Development of a product

The development process of a MuseARTa product is extremely complex and is done with a lot of passion and attention to detail. The aim is to represent the art motif as true to the original as possible, which is not always easy due to the complicated production process. The path from a work of art to a MuseARTa product can be roughly divided into the following steps:

  • The team goes in search of interesting artists and extraordinary works of art.
  • Extensive research is then carried out to obtain the most important background information on the rights issue.

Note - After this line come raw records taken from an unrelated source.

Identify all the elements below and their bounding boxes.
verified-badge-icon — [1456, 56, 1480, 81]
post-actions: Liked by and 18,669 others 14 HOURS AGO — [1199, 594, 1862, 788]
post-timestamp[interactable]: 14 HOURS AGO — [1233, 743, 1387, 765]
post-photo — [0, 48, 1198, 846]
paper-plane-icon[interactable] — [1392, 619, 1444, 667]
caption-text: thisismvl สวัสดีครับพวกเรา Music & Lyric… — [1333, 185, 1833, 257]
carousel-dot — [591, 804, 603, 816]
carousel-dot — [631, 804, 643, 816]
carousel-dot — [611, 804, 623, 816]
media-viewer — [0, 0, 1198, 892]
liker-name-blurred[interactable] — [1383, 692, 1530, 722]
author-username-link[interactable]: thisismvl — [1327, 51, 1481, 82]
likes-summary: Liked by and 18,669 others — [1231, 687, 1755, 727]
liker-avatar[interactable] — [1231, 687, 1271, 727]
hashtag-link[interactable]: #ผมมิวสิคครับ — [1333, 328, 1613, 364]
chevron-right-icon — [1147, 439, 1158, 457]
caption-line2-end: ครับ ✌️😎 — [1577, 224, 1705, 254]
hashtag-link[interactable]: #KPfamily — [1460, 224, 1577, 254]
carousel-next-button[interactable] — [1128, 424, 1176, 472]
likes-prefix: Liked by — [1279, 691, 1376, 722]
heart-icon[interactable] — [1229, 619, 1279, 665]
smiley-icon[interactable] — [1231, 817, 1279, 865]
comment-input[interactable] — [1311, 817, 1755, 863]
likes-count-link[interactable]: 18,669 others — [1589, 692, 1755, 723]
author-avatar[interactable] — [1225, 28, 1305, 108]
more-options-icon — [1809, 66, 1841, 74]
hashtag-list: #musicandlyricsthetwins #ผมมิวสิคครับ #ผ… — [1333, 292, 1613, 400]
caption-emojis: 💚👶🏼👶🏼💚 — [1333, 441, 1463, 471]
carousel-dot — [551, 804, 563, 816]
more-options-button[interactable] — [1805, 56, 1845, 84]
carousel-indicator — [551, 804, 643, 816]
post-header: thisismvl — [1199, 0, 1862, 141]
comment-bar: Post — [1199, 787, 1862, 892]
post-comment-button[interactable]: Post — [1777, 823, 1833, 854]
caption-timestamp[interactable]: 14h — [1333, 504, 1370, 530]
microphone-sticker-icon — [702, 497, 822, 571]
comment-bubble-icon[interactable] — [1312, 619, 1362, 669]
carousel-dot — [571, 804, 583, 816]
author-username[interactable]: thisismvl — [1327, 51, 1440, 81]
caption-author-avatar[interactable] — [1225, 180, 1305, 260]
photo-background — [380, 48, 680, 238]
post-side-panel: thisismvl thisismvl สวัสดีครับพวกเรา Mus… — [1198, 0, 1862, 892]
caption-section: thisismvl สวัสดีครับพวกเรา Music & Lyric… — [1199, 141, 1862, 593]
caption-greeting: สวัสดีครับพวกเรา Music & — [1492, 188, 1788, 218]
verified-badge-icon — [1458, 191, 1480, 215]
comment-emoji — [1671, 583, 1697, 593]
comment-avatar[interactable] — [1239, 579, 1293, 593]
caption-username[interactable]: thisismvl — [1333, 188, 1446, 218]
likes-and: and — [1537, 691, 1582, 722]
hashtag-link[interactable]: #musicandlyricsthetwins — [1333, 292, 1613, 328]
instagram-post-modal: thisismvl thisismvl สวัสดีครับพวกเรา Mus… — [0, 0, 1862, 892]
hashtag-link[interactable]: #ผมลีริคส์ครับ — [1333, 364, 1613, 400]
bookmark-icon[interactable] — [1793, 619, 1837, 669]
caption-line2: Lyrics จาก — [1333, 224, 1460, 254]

This process is very complex, requires a lot of time and the help of art law and licensing lawyers and results in either a license agreement or a determination that we can reproduce a work of art without a license agreement, or it may also be the case that we are allowed to reproduce a work of art and it the rights manager or the relevant museum does not want it, in which case we will keep our distance from the project.
  • Next, the work of art is converted into pixels by an experienced designer in Italy. Our socks have 200 needles all around and 260 rows in leg length. This results in 52,000 possible pixels per leg, i.e. 104,000 pixels if different parts of a work of art were depicted on the left and right legs.
  • When converting the image into pixels, it must also be taken into account how many colors a knitting machine can knit in total and how many colors a knitting machine can knit in a row. This can be up to 18 colors for a sock in total and up to six colors in a row.
  • A decision is then made as to which production facility the design will be sent to for implementation. The decision as to where we have our knitting depends on which factory can offer how many yarn colors and which types of machines are available locally. All factories use 20/1 cotton yarn and should, whenever technically possible, produce with a cotton content of over 80%, and all factories have machines that produce with 200 needles.
  • If there are no yarn colors that we urgently need, we will have yarn dyed specifically to our requirements. So far we have already had 50 cotton yarns, 6 cotton melange yarns and 6 lurex yarns dyed according to our wishes. That doesn't sound like much, but all in all it's a small truck fully loaded with yarn - just for our special colors.
  • When the first pattern has been knitted, it is photographed and sent to the designer by email. This then compares the overall picture with the work of art and begins to change. This involves deciding for many individual stitches whether a different color should be used somewhere or not. In addition, the yarn cards are used to check whether the colors of the original artwork were well matched or not.
  • In addition, particular emphasis is placed on maintaining the image proportions. Since a stitch is not square, but rather rectangular, this is particularly difficult.
  • The change requests are then sent back to the factory and a new pattern is knitted. Just loading the machine with the necessary yarns, the so-called changeover time, takes about 1 hour. No wonder that many factories politely declined this project and considered our project unfeasible.
  • For some motifs, over 20 different variations go back and forth until the preliminary result is achieved. Then comes the stretch test.
  • Since a foot is wider at the front than the leg above the heel, a sock needs to be very stretchy. However, this is contradicted by the non-stretchability of cotton. Cotton is inelastic. The higher the cotton content, the less stretchy the sock is when the threads of the motif run along the inside of the sock. Therefore, these threads on the inside of the sock must be cut. This can be done by machine if the thread hangs freely inside the sock over a certain number of stitches, but it doesn't work if it only hangs freely over a small number of stitches. In this case, the threads must be cut by hand with small scissors to achieve the necessary stretch of the sock. This is the only way to ensure that your foot can get in and out of the sock.